Concerns have been raised during the past week about a potential "swine flu" pandemic. As of Thursday, the influenza virus, subtype H1N1, had caused at least 109 lab-confirmed cases in the United States and one death: a Mexican boy who became sick while visiting Brownsville, Texas. The emergence of this new strain raises a number of questions for the sporting world. Here are some of those questions and their answers:
What is the "swine flu" virus and why is it causing so much concern?
Taking a step back, this is much like any other virus, any other influenza, with a few differences. It's a new strain, one for which we don't have a vaccine yet. It may be six months before we do, in part because the virus itself is evolving. It's a new type of virus, different than influenza A, and it's somewhat less virulent than others in the winter. The other difference is it's very, very contagious, and may be more so than previous viruses. It's also new to our environment, and we think its origin is in Mexico. We're also seeing it in a pandemic distribution, which is to say they [the World Health Organization] have this alert level Phase 5 because it has spread human-to-human in various countries. So the Center for Disease Control activated emergency operations, and that's why there's so much attention and travel warnings recommending folks not go to Mexico for non-essential travel.
How seriously should athletes and fans take the alerts?

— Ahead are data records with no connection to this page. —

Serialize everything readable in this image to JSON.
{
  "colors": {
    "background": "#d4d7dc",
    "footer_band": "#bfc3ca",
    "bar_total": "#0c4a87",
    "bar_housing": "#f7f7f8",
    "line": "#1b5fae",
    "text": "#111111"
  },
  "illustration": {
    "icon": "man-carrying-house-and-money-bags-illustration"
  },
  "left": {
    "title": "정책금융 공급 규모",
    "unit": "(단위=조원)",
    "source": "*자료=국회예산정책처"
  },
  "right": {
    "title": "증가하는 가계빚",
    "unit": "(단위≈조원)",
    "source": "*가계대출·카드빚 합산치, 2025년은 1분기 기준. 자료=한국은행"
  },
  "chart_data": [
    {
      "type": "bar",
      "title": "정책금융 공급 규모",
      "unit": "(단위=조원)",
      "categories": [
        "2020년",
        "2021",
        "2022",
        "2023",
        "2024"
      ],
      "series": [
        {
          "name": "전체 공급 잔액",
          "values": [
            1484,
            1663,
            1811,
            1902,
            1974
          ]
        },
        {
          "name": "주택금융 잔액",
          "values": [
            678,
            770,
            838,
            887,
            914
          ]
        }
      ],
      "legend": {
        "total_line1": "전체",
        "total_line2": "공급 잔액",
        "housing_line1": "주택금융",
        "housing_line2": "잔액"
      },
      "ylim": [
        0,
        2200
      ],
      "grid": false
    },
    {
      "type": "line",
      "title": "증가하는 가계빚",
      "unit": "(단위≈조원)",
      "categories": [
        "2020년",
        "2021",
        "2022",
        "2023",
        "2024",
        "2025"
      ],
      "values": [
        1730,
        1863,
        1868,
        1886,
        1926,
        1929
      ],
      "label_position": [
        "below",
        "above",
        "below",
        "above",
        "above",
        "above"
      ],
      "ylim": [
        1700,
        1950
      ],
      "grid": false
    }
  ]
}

They should take them seriously, but not so seriously that there needs to be any panic. What I'd say to athletes, fans and the general public is, because of its highly contagious nature, it's particularly important for people to be fastidious about hygiene -- namely hand-washing. This virus, while it can be spread airborne or ingested, is primarily spread by contact. It can live on surfaces for even two hours. It's important to remember that the regular flu kills many people during a year, particularly the old and infirm, and the very young. (The CDC estimate that 36,000 Americans die from flu-related causes from the regular strain of the virus each year.) The difference with this strain is that it appears to be particularly prevalent in the healthy, adult population.

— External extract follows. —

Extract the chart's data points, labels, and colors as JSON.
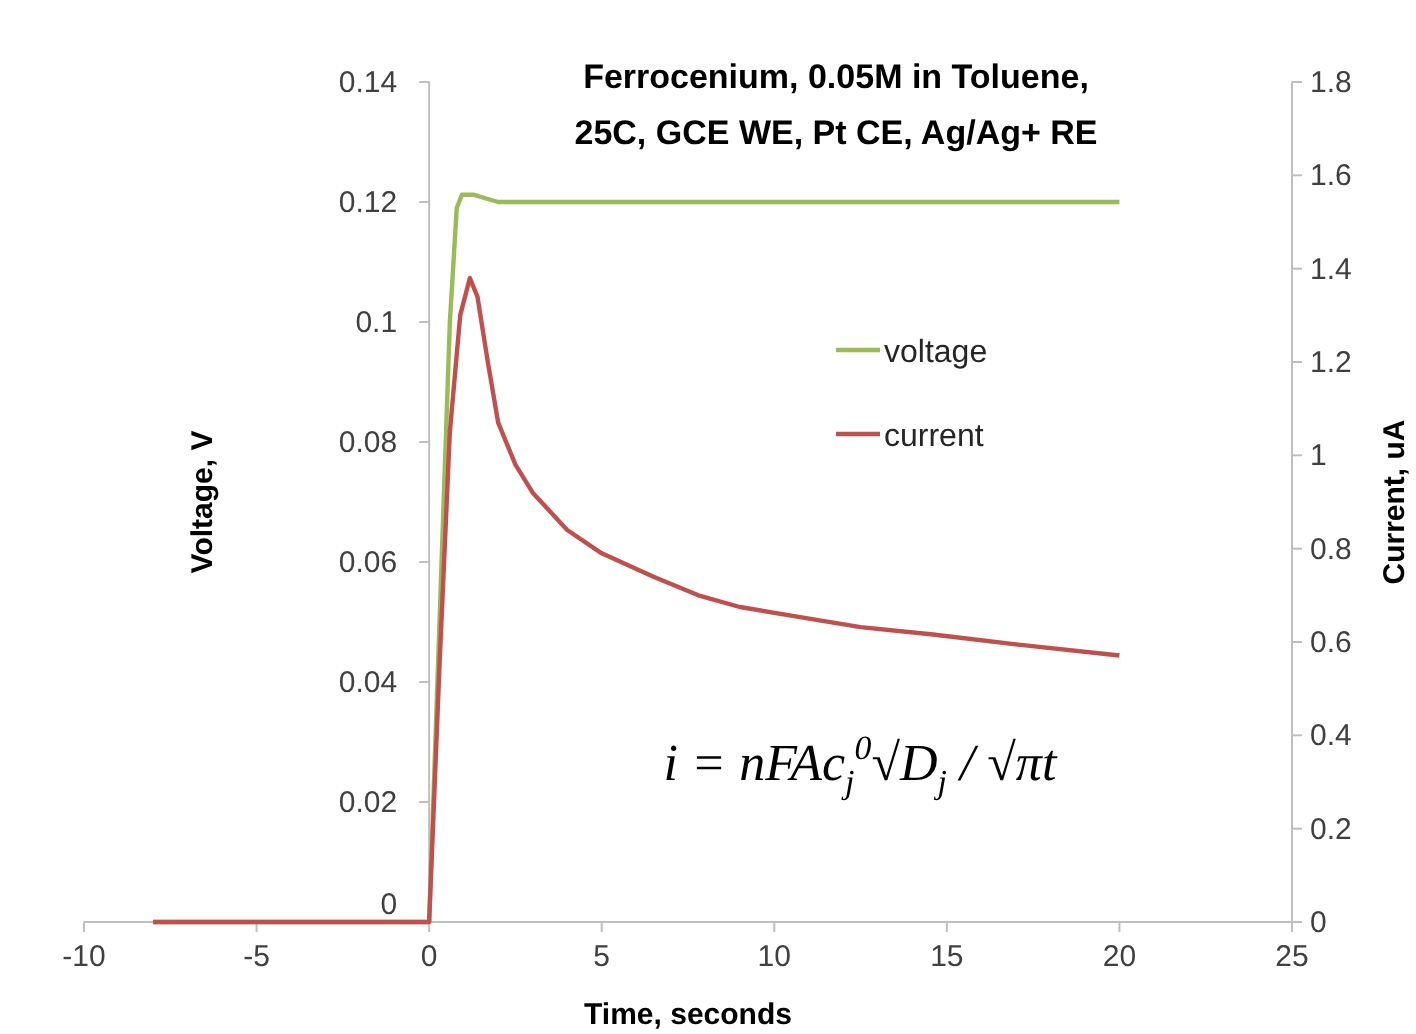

What kinds of behaviors would fans exhibit that might increase their chances of getting infected?
Well, a sneeze has been clocked to spray out at up to 100 mph, which means it's easier to dodge a fastball than it is a sneeze. If you're in an arena and someone sneezes behind you, the viral fallout can go up to six feet -- and it comes fast. The takeaway here is you don't want to be next to people who are sneezing, sick and coughing. You can't dodge it. If you're within six feet and you're not protected, or they're not protected, then you're at risk.
What should a coach, parent, or team do if one player comes down with flu-like illness?

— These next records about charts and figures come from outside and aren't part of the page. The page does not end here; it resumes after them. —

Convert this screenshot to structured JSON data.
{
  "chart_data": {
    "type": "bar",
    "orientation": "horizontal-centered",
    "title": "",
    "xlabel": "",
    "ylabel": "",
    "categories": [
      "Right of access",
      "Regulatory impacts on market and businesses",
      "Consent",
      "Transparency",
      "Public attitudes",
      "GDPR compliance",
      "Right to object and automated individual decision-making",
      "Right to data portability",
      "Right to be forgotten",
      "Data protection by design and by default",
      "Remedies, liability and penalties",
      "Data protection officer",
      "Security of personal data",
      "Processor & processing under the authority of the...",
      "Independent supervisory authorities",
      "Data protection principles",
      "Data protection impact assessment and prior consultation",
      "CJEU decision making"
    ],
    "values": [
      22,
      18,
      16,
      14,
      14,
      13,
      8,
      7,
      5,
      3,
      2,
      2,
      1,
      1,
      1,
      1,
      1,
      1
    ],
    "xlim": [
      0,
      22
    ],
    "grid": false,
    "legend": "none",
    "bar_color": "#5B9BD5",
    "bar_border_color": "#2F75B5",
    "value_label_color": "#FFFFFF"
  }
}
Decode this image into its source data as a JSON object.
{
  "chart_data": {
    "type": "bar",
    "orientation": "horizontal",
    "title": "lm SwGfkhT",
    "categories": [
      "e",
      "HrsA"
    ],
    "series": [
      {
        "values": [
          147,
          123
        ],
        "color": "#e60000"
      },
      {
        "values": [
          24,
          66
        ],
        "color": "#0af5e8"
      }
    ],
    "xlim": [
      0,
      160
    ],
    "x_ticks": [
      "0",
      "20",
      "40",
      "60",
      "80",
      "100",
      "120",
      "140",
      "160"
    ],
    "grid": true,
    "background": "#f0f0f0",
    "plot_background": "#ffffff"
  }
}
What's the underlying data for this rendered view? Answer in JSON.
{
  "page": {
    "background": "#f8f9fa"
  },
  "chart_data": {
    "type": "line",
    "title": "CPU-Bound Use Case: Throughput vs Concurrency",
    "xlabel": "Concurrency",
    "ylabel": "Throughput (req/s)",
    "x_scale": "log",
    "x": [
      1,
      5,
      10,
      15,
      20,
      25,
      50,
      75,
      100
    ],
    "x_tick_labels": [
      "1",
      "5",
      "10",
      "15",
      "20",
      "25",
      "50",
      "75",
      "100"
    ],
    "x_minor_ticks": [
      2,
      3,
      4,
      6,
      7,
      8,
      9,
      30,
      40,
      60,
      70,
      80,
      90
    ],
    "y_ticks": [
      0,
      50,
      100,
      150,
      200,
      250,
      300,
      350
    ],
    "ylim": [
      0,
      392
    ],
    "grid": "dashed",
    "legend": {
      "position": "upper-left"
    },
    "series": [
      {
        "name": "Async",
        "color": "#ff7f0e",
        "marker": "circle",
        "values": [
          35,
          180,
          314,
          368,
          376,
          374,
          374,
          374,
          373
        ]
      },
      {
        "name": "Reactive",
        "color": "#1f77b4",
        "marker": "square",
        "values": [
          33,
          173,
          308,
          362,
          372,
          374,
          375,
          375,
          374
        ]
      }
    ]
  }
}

If the player has mild symptoms of one or two days in duration, they probably should just treat them symptomatically and isolate them from the remainder of the team. If those symptoms persist or become more pronounced -- cold, malaise, fever, nasal congestion, joint pain, headache, things of those nature -- then they probably should bee seen by a medical professional. The majority of folks who have documented H1N1 do not succumb to it, and in fact have symptoms that are manageable. If it is recognized with the appropriate lab test, it's treated with antivirals. If you're sick, stay home, of course. Most of these illnesses will resolve in a few days and won't require medical attention. Those that are more worrisome that present with joint ache, severe cough, weakness, fatigue, headache, dry cough, sudden fever above 102 -- those that make you nervous about swine flu and are not getting better -- that's when you want to go to a clinic or medical facility, where they're now outfitted with a kit to test for swine flu. That test has to be sent to the CDC.
Should teams traveling now, like NBA and NHL playoff teams, or college teams or even Little League teams, do anything different?
They already should be practicing proper hygiene -- always. When athletes come into contact with each other in training rooms or with other people, they should be particularly careful about washing hands between contact, minimizing contacts and good use of towels and uniforms.
Should people go out and get some sort of antiviral, like Tamiflu (oseltamivir), or Relenza (zanamivir)?
You don't need to get antivirals like Tamiflu prophylactically. Just make sure if you're at an arena or stadium that you wash your hands, and make sure the people working in concessions have gloves and that the areas are clean.
Dr. Michael Kaplan is an ESPN medical analyst.